US

Rep Cori Bush Continues Paying Husband’s Salary Despite Campaign Finance Complaints, Records Show

(Photo by Drew Angerer/Getty Images)

James Lynch Contributor
Font Size:

Democratic Missouri Rep. Cori Bush’s campaign continues to pay her husband’s salary for unknown services despite campaign finance complaints accusing the Bush campaign of wrongdoing, records show.

The Cori Bush campaign’s Federal Election Commission (FEC) records for July through September 2023 indicate her husband, Cortney Merritts, was paid $12,500 for an unknown “wage expense” and $350 for a “gas expense” incurred in the most recent fundraising quarter. (RELATED: EXCLUSIVE: Cori Bush Campaign Threatens Attorney Who Filed Complaints About Payments To Her Husband)

Merritts received five $2,500 payments from Cori Bush for Congress despite campaign finance complaints from multiple organizations, according to the FEC records. The payments were previously classified as security services until the Bush campaign changed the classification in April, previous FEC filings indicate. (RELATED: ‘Possible Criminal Violation’: Rep. Cori Bush Changed Description Of Campaign Payments To Husband, FEC Filings Show)

Merritts is not a licensed security guard in either Washington, D.C., or St. Louis and his most recent professional experience appears to be in the moving industry, Fox reported. Bush’s campaign began paying Merritts in the 2022 election cycle and he has brought in more than $100,000 from his wife’s congressional campaigns, Fox News found.

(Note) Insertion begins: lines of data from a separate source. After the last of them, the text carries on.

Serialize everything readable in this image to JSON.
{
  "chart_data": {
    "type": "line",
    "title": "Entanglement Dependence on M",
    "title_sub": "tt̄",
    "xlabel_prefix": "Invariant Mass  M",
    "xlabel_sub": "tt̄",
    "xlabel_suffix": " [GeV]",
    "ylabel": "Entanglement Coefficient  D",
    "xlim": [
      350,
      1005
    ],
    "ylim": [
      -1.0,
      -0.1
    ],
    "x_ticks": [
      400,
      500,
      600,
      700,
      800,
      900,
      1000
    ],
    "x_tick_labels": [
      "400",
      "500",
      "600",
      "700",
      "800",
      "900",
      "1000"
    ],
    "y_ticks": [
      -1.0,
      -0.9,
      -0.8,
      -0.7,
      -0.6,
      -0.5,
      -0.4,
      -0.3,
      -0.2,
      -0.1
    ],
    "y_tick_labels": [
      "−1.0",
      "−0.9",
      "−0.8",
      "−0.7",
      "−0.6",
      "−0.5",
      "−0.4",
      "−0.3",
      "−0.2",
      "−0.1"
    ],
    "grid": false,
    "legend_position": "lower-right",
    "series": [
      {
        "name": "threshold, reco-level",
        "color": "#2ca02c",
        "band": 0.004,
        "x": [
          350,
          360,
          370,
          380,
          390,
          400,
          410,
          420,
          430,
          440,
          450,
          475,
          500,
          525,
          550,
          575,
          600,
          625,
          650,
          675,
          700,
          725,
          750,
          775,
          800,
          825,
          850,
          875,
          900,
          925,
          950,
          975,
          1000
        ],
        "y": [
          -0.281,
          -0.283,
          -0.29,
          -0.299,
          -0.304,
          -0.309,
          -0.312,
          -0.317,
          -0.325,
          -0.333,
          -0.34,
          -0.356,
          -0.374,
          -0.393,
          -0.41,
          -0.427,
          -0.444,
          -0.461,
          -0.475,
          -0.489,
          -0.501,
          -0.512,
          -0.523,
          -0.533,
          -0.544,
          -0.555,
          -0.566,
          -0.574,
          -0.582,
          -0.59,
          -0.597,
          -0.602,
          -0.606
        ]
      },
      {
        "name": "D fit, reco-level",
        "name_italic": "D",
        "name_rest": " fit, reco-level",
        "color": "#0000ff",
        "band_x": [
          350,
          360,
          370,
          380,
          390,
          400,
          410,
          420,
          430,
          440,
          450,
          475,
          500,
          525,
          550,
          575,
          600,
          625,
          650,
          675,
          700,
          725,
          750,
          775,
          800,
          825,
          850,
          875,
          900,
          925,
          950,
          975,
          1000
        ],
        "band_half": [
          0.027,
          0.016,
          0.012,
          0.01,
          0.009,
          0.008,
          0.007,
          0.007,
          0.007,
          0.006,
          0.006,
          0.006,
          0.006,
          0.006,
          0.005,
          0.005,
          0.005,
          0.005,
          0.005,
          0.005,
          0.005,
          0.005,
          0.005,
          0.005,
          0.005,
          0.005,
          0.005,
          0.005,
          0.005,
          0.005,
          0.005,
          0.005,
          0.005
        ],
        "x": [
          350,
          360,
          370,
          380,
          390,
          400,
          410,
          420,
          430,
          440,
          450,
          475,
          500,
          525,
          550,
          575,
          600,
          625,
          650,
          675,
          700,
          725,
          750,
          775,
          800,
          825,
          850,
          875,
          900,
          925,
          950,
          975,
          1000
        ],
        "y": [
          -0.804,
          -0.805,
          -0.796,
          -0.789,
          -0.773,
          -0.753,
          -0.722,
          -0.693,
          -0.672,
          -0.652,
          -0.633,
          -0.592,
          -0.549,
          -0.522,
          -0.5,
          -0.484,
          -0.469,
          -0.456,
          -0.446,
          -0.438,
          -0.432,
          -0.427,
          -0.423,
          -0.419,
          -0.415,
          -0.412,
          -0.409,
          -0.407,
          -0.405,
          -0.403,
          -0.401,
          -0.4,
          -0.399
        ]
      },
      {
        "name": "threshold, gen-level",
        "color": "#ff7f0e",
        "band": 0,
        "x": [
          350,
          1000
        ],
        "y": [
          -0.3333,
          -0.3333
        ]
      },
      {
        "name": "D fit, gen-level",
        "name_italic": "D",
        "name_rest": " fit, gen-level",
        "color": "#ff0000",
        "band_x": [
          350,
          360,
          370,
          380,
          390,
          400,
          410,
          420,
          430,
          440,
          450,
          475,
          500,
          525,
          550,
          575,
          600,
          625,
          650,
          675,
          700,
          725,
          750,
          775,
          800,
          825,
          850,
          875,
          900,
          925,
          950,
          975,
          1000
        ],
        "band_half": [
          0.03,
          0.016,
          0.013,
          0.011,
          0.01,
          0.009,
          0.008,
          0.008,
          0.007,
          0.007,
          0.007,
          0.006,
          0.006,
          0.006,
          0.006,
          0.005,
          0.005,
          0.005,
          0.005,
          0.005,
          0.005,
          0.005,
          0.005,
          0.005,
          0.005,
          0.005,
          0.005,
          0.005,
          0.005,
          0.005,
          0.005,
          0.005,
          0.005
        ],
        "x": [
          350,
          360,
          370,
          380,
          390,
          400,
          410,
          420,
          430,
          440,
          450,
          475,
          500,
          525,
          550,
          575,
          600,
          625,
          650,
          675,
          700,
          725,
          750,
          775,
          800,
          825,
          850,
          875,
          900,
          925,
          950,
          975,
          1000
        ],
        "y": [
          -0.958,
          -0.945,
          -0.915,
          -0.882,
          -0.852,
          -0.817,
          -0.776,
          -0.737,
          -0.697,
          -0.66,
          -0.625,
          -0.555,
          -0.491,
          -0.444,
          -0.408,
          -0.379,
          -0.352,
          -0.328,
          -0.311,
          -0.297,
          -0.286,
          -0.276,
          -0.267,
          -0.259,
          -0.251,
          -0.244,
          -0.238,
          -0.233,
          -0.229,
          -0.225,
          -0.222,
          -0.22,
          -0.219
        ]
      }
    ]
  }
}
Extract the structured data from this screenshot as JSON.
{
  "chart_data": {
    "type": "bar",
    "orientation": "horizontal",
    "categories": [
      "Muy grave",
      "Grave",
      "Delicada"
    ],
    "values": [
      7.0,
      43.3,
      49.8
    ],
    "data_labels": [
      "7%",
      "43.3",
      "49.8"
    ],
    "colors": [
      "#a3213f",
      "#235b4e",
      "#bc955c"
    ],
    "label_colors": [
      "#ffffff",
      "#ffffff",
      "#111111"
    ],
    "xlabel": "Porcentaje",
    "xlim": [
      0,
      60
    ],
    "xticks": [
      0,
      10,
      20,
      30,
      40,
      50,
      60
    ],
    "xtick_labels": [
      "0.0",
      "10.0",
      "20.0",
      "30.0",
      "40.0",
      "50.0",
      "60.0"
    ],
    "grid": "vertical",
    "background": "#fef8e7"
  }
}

Her campaign defended its payments to Merritts in a letter sent to conservative attorney Dan Backer in September. Backer filed the complaints on behalf of the Committee to Defeat the President (CDP), an anti-Joe Biden activist organization.

“We demand that you retract the complaints you have filed that are demonstrably false. Failure to do so – or continued repetition of these false statements with knowledge that they are false and without merit may result in liability for your client,” the Bush campaign’s counsel wrote to Backer.

“In addition, we believe that the continued assertion by you of these claims with absolutely no basis whatsoever in law or in fact that is not frivolous, could well constitute a violation of Rule 3.1 of the Rules of Professional Conduct of the District of Columbia Bar.”

Campaigns are allowed to pay for “bona fide, legitimate, professional personal security personnel” to protect themselves from threats, according to an FEC ruling previously reported by Roll Call. It’s unclear if Merritts qualifies as a “professional” security guard because he is unlicensed in D.C. and St. Louis, where security guards are required to hold licenses.

The CDP wrote a letter in September countering the Bush campaign’s claims and accusing the campaign of making unsupported allegations. The Foundation for Accountability and Civic Trust (FACT), an ethics watchdog organization, also filed a complaint in March about the payments to Merritts.

“First, the Committee filed a complaint about Cori Bush’s potentially illegal acts. Then, we updated that complaint, exposing Bush’s attempts to cover it up and calling out her husband for providing what seem to be unlicensed security services,” Backer previously told the Caller.

“And Bush’s response? Threatening those who try to expose her corruption. You know you’re on the trail of real corruption when they hide behind lawyers and refuse to come clean.”

Bush is a progressive Democrat, a member of the “squad” — a group of left-wing lawmakers led by Democratic New York Rep. Alexandria Ocasio-Cortez — and an advocate for defunding urban police departments, despite her campaign expenditures on private security.

Bush’s campaign did not respond to a request for comment.